Denver-based Pivot Energy sees the new incentives for community solar projects in disadvantaged communities as transformative, and expects to add roughly 20 positions to its workforce of 135 by year’s end, said its CEO, Tom Hunt. Community-based systems are already 80% to 90% of the company’s projects spanning Colorado, New Mexico, Illinois, Minnesota, and New York and the Mid-Atlantic region following its acquisition of Maryland-based SGC Power in August.
The added incentives for projects paying prevailing wages will likely help solar projects compete with other high-wage projects, he said, and attract an even higher quality workforce over time. For electricians, pipe-fitters, and other skilled positions, “it’s going to look really compelling compared to other jobs,” Hunt said. “I think we’ll get really good crews working on solar projects.”
President Joe Biden has taken several actions in recent months to focus resources on low-income housing, including new guidance from the Department of Housing and Urban Development that for the first time will allow families in HUD-assisted rental properties to sign on to community solar projects, action that’s projected to save such families 10% per year on electricity.
But savings can be even higher in some regions. Families signing on to Washington D.C.'s Solar for All program—which has a goal of bringing solar energy benefits to 100,000 of the city’s low- to moderate-income households—in some cases have seen annual savings closer to 50%, according to HUD figures.
The HUD announcement expands on guidance already provided to Washington D.C., Illinois, and New York that determined community net metering credits awarded for participating in solar projects wouldn’t be deemed household income and would be excluded from household income and utility allowance calculations. That means the credits wouldn’t inadvertently increase housing costs for those participating in various HUD voucher programs.
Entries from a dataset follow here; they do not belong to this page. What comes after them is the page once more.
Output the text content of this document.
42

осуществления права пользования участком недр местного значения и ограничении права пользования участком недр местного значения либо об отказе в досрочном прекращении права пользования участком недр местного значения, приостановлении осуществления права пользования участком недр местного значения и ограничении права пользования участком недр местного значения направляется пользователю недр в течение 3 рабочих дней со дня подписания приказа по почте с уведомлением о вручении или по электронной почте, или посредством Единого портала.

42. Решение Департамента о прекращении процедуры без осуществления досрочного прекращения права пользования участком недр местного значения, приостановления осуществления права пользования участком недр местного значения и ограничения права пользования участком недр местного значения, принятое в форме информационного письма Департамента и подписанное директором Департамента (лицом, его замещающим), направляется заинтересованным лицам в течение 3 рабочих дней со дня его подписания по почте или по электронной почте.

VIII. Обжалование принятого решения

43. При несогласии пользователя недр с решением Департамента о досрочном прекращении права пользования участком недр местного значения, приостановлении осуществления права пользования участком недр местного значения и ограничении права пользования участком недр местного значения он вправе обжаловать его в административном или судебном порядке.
Solar Option for LIHEAP Aid
Another pilot program launched by the Energy Department and the Department of Health and Human Services will connect Colorado, Illinois, New Jersey, New Mexico, New York, and Washington D.C., to a Community Solar Subscription Platform to allow households receiving benefits under the Low-Income Home Energy Assistance Program (LIHEAP) to reap benefits of reduced utility bills through community solar projects.
“The idea is that LIHEAP funding currently going to utilities should be able to go to solar providers,” said Keegan, the Solar Landscape developer.
Beyond such policy changes, there is significant additional federal funding on its way: The climate package Congress passed includes $60 billion to address environmental equity concerns, including the first-of-its kind $27 billion federal green bank known as the Greenhouse Gas Reduction Fund. It’s to leverage renewable energy and other climate-friendly projects, with $15 billion of that specifically set aside as financial and technical assistance to benefit low-income and disadvantaged communities.
With all of those efforts now in play, there’s little doubt that low-income communities will be eager to participate, said Mike Showalter, a partner in ArentFox Schiff LLP’s environmental group.
“Do I think people are going to do it? Yeah,” Showalter said. “And I think developers are going to be relatively shrewd about presenting opportunities to people.”